The CLOUD Act allows US law enforcement authorities to request the disclosure of data by service providers in the USA, regardless of where the data is stored (for details, see eucrim 1/2018, p. 36; 4/18 p. 207 and the article by J Daskal, eucrim 4/2018, pp. 220-225).
In their reply to the LIBE Committee, the EDPB/EDPS stress that a future international agreement between the EU and the USA, for which the Commission recently obtained a negotiation mandate, must contain the following guarantees:
- Strong procedural and substantive fundamental rights safeguards;
- The necessary level of protection for EU data subjects;
- Legal certainty for businesses operating in both jurisdictions.
Furthermore, an “EU-level approach” is needed, which, inter alia, requires that U.S. law enforcement authorities be put on an equal footing with EU law enforcement authorities to obtain e-evidence.

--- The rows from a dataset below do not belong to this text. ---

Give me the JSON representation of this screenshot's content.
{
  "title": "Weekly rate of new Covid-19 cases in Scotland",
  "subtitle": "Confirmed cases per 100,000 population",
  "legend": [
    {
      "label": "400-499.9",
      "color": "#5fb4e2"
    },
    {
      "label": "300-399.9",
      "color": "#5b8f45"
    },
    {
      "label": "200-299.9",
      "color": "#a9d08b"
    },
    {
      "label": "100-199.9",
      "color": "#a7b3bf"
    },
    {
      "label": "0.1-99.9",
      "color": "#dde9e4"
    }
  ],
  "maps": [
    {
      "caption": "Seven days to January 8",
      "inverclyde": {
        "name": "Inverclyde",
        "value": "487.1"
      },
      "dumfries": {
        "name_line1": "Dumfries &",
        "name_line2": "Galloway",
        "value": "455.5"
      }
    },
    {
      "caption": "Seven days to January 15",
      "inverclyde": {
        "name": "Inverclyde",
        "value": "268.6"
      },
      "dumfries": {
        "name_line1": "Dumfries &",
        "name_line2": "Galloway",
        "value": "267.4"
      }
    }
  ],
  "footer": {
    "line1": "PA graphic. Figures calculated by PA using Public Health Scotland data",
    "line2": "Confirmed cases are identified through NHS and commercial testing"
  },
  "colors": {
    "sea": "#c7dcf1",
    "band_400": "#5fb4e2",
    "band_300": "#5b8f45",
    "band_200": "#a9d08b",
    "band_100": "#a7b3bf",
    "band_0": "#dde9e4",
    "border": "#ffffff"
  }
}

Ultimately, the EDPB/EDPS also emphasise that there is an urgent need for a new generation of mutual legal assistance treaties that contain strong data protection provisions, such as guarantees based on the principles of proportionality and data minimisation or the “criminality principle.”
The legal assessment also summarises the replies of the EDPS of 2 April 2019 to the Commission regarding the planned EU-US e-evidence agreement (see eucrim 1/2019, p. 41).